It has recently been suggested that certain, particular types of latent homophily, in which an unobservable trait influences both which friends one chooses and current and future behavior, may be impossible to distinguish from contagion in observational studies and hence may bias estimates of contagion and homophily [50]. The circumstances under which this is likely to be a serious source of bias (e.g., whether people, empirically, behave in these sorts of ways), and what (if anything) might be done about it (absent experimental data of the kind that some new networks studies are providing [22]) merits further study. Observational data invariably pose problems for causal inference, and require one set of assumptions or another to analyze; the plausibility of these assumptions (even of standard ones that are widely used) warrants constant review.

The SISa model as presented here assumes that all individuals have the same probability of changing state (though not everyone will actually change state within their lifetime). It is clearly possible, however, that there is heterogeneity between individuals in these rates. We do not have sufficient data on obesity in the Framingham dataset to explore this issue, which would require observing numerous transitions between states for each individual. Exploring individual differences in acquisition rate empirically is a very interesting topic for future research, as is extending the theoretical framework we introduce to take into account individual differences.

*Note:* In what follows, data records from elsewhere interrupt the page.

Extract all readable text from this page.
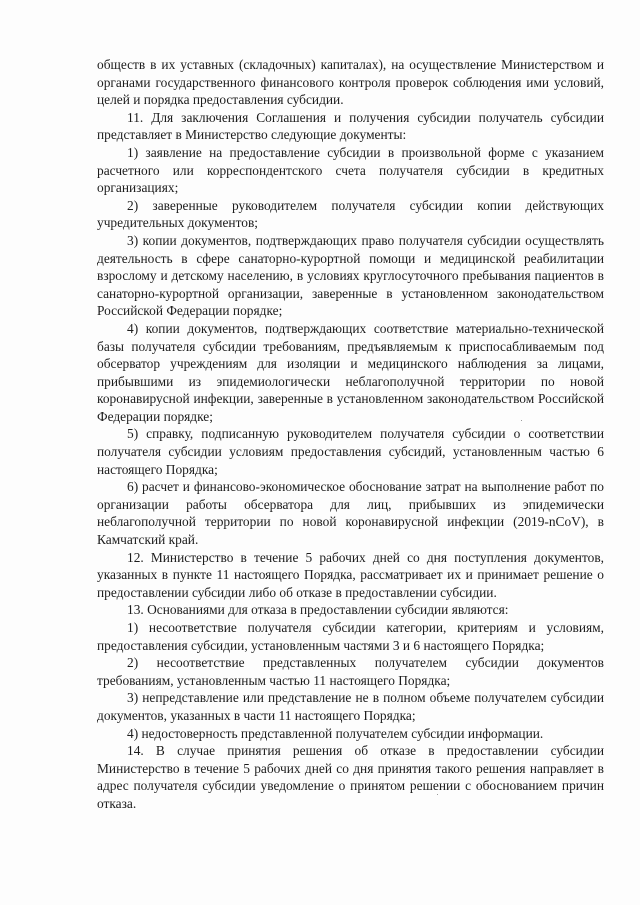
обществ в их уставных (складочных) капиталах), на осуществление Министерством и органами государственного финансового контроля проверок соблюдения ими условий, целей и порядка предоставления субсидии.

11. Для заключения Соглашения и получения субсидии получатель субсидии представляет в Министерство следующие документы:

1) заявление на предоставление субсидии в произвольной форме с указанием расчетного или корреспондентского счета получателя субсидии в кредитных организациях;

2) заверенные руководителем получателя субсидии копии действующих учредительных документов;

3) копии документов, подтверждающих право получателя субсидии осуществлять деятельность в сфере санаторно-курортной помощи и медицинской реабилитации взрослому и детскому населению, в условиях круглосуточного пребывания пациентов в санаторно-курортной организации, заверенные в установленном законодательством Российской Федерации порядке;

4) копии документов, подтверждающих соответствие материально-технической базы получателя субсидии требованиям, предъявляемым к приспосабливаемым под обсерватор учреждениям для изоляции и медицинского наблюдения за лицами, прибывшими из эпидемиологически неблагополучной территории по новой коронавирусной инфекции, заверенные в установленном законодательством Российской Федерации порядке;

5) справку, подписанную руководителем получателя субсидии о соответствии получателя субсидии условиям предоставления субсидий, установленным частью 6 настоящего Порядка;

6) расчет и финансово-экономическое обоснование затрат на выполнение работ по организации работы обсерватора для лиц, прибывших из эпидемически неблагополучной территории по новой коронавирусной инфекции (2019-nCoV), в Камчатский край.

12. Министерство в течение 5 рабочих дней со дня поступления документов, указанных в пункте 11 настоящего Порядка, рассматривает их и принимает решение о предоставлении субсидии либо об отказе в предоставлении субсидии.

13. Основаниями для отказа в предоставлении субсидии являются:

1) несоответствие получателя субсидии категории, критериям и условиям, предоставления субсидии, установленным частями 3 и 6 настоящего Порядка;

2) несоответствие представленных получателем субсидии документов требованиям, установленным частью 11 настоящего Порядка;

3) непредставление или представление не в полном объеме получателем субсидии документов, указанных в части 11 настоящего Порядка;

4) недостоверность представленной получателем субсидии информации.

14. В случае принятия решения об отказе в предоставлении субсидии Министерство в течение 5 рабочих дней со дня принятия такого решения направляет в адрес получателя субсидии уведомление о принятом решении с обоснованием причин отказа.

The results we have presented here reiterate an important general principle of network processes: networks tend to magnify whatever they are seeded with, but they must be seeded with something. The increase in obesity is not purely a network-diffusion phenomenon. Automatic infection serves to start and continuously seed the epidemic. Here we show that the dominant process in the increasing prevalence of obesity is contact-independent weight gain; however, the rate of interpersonal transmission contribute significantly to the overall prevalence and appears to be increasing steadily over time. Thus consideration of social transmission and network effects is an important issue for health and policy professionals.

Supporting Information

Table S1

Summary statistics for the Framingham Heart Study network at each exam. Out-degree is the number of contacts named by an individual. Total degree includes both those who named an individual and those who were were named by an individual. Only friendships are directional, other contacts are symmetrical. Phi (ϕ) is the transitivity of the network. CSI and CII are the spatial correlations between susceptible and infected, and infected, individuals, respectively. N is the number of people for whom both social network and obesity data was available for at a given exam.

(0.01 MB PDF)

Table S2

Summary of results from regression of probability of transitioning between states and the number of contacts in a given state, similar to those shown in Figure 3. n = non-obese, o = obese. The probability of transitioning from ‘not obese’ to ‘obese’ increases in the number of ‘obese’ contacts (A), and doesn't depend on the number of ‘not obese’ contacts (B). Conversely, the probability of recovering to the ‘not obese’ state does not depend on the number of ‘not obese’ contacts (D) or the ‘obese’ contacts (C)). After dividing by the time between exams, the slope of (A) gives β, the intercepts of (A) and (B) give a, and the intercepts of (C) and (D) give g.

(0.01 MB PDF)

Text S1

Deriving pairwise network equations for heterogeneous networks.

(0.15 MB PDF)

Acknowledgments

We thank Laurie Meneades for assistance with the Framingham Heart Study Network database.

Footnotes

The authors have declared that no competing interests exist.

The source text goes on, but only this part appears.